The AAP’s headache

September 17, 2016 12:03 am | Updated November 01, 2016 06:58 pm IST

Nothing tests the competence and vision of politicians than the exercise of power (“ >A party in a hurry ”, Sept. 16). With its alibi for the unsatisfactory performance of the Delhi government — interference by the Lieutenant Governor and non-cooperation from the Central government — looking increasingly stale, the Aam Aadmi Party has frittered away a lot of public goodwill that catapulted it to power.

The AAP’s failure to settle down in power (it is still behaving like an opposition party) largely stems from a deadly mix of incompetence, inexperience, and arrogance. After its electoral victory in Delhi, it started behaving like a national party and cast its leader in the mould of a messiah who has arrived to deliver India from corruption. Previous governments worked within the constraints imposed by Delhi’s peculiar hybrid status that make it neither a full-fledged Union territory nor a State.

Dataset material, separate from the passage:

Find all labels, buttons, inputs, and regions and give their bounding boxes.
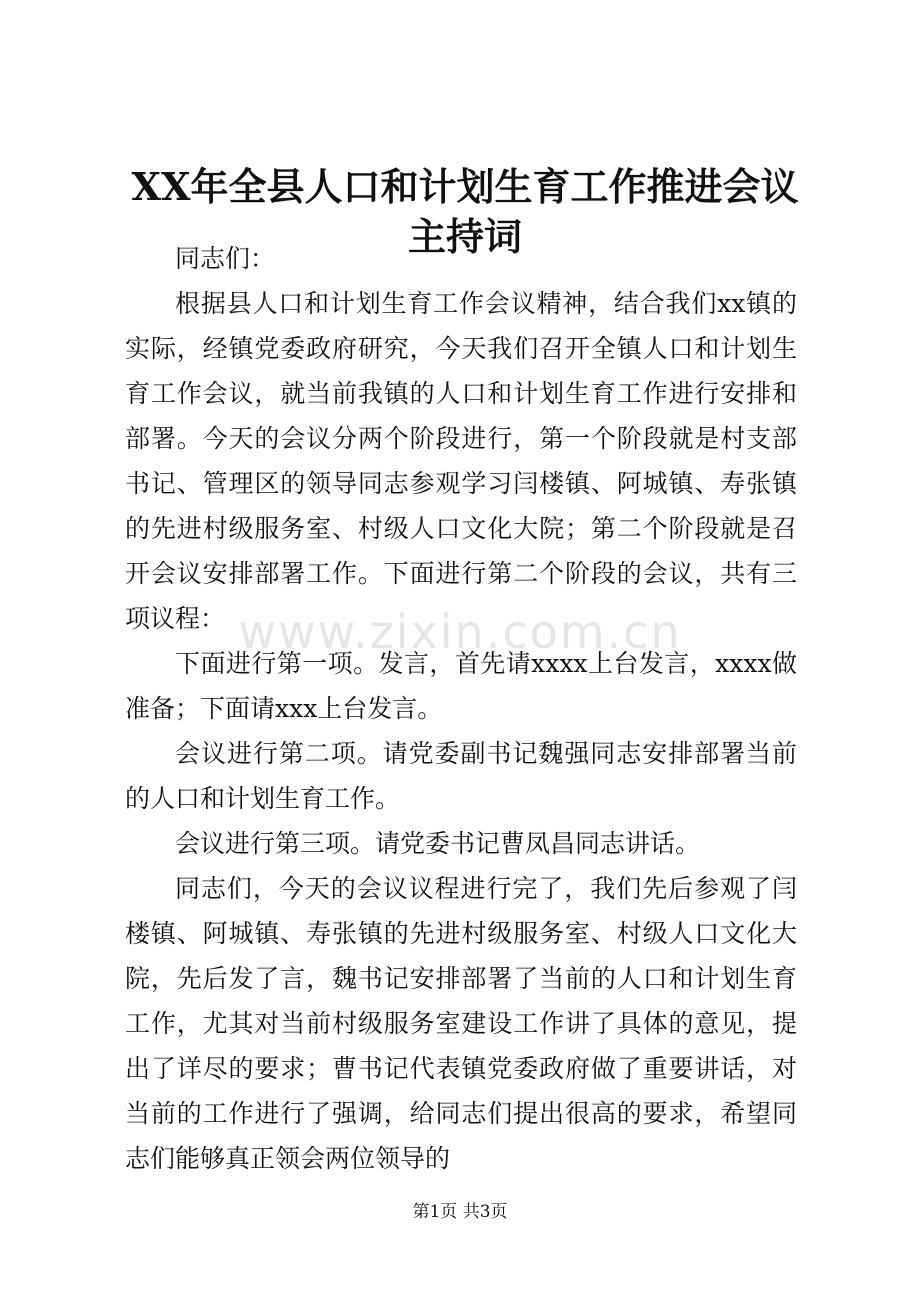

Unable to give up the street fighter’s mindset despite being in power, the party’s leaders showed no respect for constitutional limits to Delhi’s statehood, and niceties of political conduct as is evident from their abrasive confrontations with the Lieutenant Governor.

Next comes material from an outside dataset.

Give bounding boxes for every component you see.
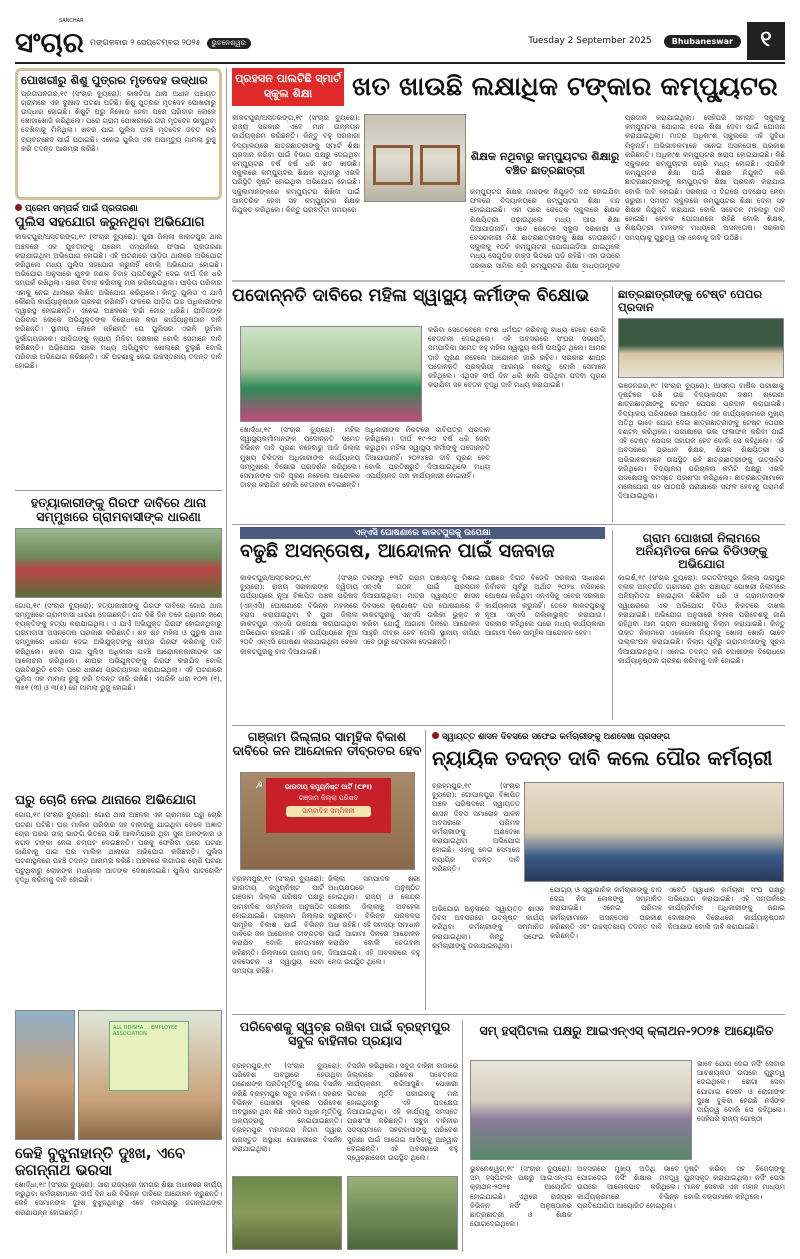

The party’s image has plummeted in Punjab as its record in Delhi is nothing inspiring. Its resort to populism in Punjab has only betrayed its moral bankruptcy.

Bereft of any alternative political vision except empty grandiloquent rhetoric, the AAP is looking like a sole proprietorship political party that has neither the organisational reach and base nor the leadership material needed to rule any State.